Una camarera, con la mirada de Lauren Bacall en el círculo concéntrico de sí misma, tal musa de Hollywood, les lleva en su bandeja, de arte y escote, unas cervezas de rubia espuma y unos sándwiches, como los que ideó don Antonio Rodilla en la tienda de Callao, que inauguró en 1939, cuando solo lucían las sombras. Fernando, periodista de entrega y oficio, de distancia corta y fina agudeza, escucha como un juglar anónimo lo que el personaje Oliver le va diciendo entre ripios y hemistiquios, que parecían la pesadilla de una madrugada con Tranxilium. Después de aquella conversación, el réquiem por el periodismo de aquel Washington Post, del caso Watergate y los jóvenes periodistas Bob Woodward y Carl Bernstein, queda como escena de una película clásica, la cual, en su pantalla interior, nace y muere, cuando los instantes nadan para ponerse a salvo. Es, al salir de la cafetería hípster de Rodilla, cuando Fernando, más Garea que nunca, pronunció la frase que quedará esculpida a través de las generaciones en la historia del periodismo: «La Agencia EFE no puede ser nunca una agencia de noticias del Gobierno». Como si fuera Joselito el Gallo, salió por la puerta grande con la mejor definición del periodismo como contrapoder: el que la señora Calvo, vicepresidenta de don Insomnio, creyó que era punto y aparte, cuando le comunicó al periodista el nombramiento con la firma y el visto bueno de la Moncloa que habita la ambición, la cual permanece entre nacer y morir.
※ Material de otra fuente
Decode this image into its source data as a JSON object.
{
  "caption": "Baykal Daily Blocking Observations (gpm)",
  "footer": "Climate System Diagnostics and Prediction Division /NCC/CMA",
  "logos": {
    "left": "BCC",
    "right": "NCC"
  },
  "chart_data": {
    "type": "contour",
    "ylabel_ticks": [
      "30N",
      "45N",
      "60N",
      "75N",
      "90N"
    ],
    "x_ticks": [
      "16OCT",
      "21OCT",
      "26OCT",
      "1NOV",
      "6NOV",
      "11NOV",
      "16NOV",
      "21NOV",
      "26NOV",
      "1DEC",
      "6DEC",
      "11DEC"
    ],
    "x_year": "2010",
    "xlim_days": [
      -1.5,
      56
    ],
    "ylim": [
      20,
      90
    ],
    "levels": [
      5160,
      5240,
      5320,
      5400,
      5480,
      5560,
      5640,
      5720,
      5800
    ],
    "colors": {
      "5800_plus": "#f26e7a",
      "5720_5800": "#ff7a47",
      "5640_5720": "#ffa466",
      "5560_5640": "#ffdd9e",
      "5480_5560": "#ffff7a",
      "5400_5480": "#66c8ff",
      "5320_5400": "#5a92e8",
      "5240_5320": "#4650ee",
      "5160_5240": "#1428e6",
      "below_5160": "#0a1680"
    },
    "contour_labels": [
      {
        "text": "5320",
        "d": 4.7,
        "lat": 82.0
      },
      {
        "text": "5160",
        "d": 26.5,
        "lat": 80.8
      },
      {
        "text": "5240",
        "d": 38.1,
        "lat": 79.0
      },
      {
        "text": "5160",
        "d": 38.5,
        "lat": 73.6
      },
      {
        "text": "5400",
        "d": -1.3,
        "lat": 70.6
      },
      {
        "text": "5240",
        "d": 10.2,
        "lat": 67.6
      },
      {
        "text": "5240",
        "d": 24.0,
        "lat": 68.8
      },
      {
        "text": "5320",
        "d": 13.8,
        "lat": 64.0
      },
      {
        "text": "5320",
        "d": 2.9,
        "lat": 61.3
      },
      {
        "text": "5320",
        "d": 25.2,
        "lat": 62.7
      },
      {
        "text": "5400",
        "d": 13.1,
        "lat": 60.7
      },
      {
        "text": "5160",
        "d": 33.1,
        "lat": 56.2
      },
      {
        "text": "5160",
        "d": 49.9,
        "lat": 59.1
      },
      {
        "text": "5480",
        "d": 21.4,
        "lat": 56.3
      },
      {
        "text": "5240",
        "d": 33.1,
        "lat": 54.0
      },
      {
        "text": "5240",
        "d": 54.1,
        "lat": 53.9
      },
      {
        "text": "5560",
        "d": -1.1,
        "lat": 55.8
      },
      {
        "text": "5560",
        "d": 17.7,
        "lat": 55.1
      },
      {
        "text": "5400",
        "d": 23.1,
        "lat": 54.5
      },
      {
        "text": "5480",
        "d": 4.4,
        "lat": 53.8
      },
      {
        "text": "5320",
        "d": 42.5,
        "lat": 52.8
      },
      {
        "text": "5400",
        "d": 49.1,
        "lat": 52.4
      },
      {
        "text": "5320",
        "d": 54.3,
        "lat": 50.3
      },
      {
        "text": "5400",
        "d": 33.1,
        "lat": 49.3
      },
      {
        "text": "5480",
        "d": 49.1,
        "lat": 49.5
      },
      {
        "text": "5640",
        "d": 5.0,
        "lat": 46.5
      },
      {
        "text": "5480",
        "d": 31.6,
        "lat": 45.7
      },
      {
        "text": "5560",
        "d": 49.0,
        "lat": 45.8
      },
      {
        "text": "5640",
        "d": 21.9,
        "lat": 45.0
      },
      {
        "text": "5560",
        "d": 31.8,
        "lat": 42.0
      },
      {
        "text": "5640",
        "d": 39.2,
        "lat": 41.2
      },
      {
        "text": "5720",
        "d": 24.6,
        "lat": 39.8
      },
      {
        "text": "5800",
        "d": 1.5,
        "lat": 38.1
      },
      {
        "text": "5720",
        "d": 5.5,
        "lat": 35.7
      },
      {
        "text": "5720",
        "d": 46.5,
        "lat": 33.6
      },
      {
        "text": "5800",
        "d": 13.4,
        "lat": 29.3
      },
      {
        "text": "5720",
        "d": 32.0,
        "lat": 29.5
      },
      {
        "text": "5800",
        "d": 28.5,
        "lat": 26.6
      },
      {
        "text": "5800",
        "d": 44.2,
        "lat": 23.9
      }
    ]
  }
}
Ignorándolo o sabiéndolo, Fernando Garea, con su figura recién salida de un cuadro de el Greco y su barba barojiana, ha cincelado la verdad entre sintagmas que

resplandecen en los espacios que reconstruyen la portada y la contraportada. Tales fueran páginas de Fígaro o fragmentos de Jonathan Franzen que averiguan dónde están como testigos de su propia identidad: Oliver, en el poder; el periodismo, en la antología donde se caligrafía el contrapoder, que siempre será un espejo, el cual perdura en su imagen. Valle-Inclán y el callejón del Gato vuelven a ser la sintaxis de una memoria que, antes que literatura, es periodismo. Con una copa de Bourbon leemos en el café Gijón los tercetos que acarician la hermosa rima de un soneto. La redacción a la cual iba Fígaro a entregar sus artículos fotografía los tangos de Libertad Lamarque. Una voz, como si fuera la de Garea, se entremezcla con el recuerdo. Para decirle al secretario de Estado de Comunicación: «Por tu vida, Lopillo, que me borres las diecinueve torres del escudo, porque, aunque todas son de viento, dudo de que tengas viento para tantas torres».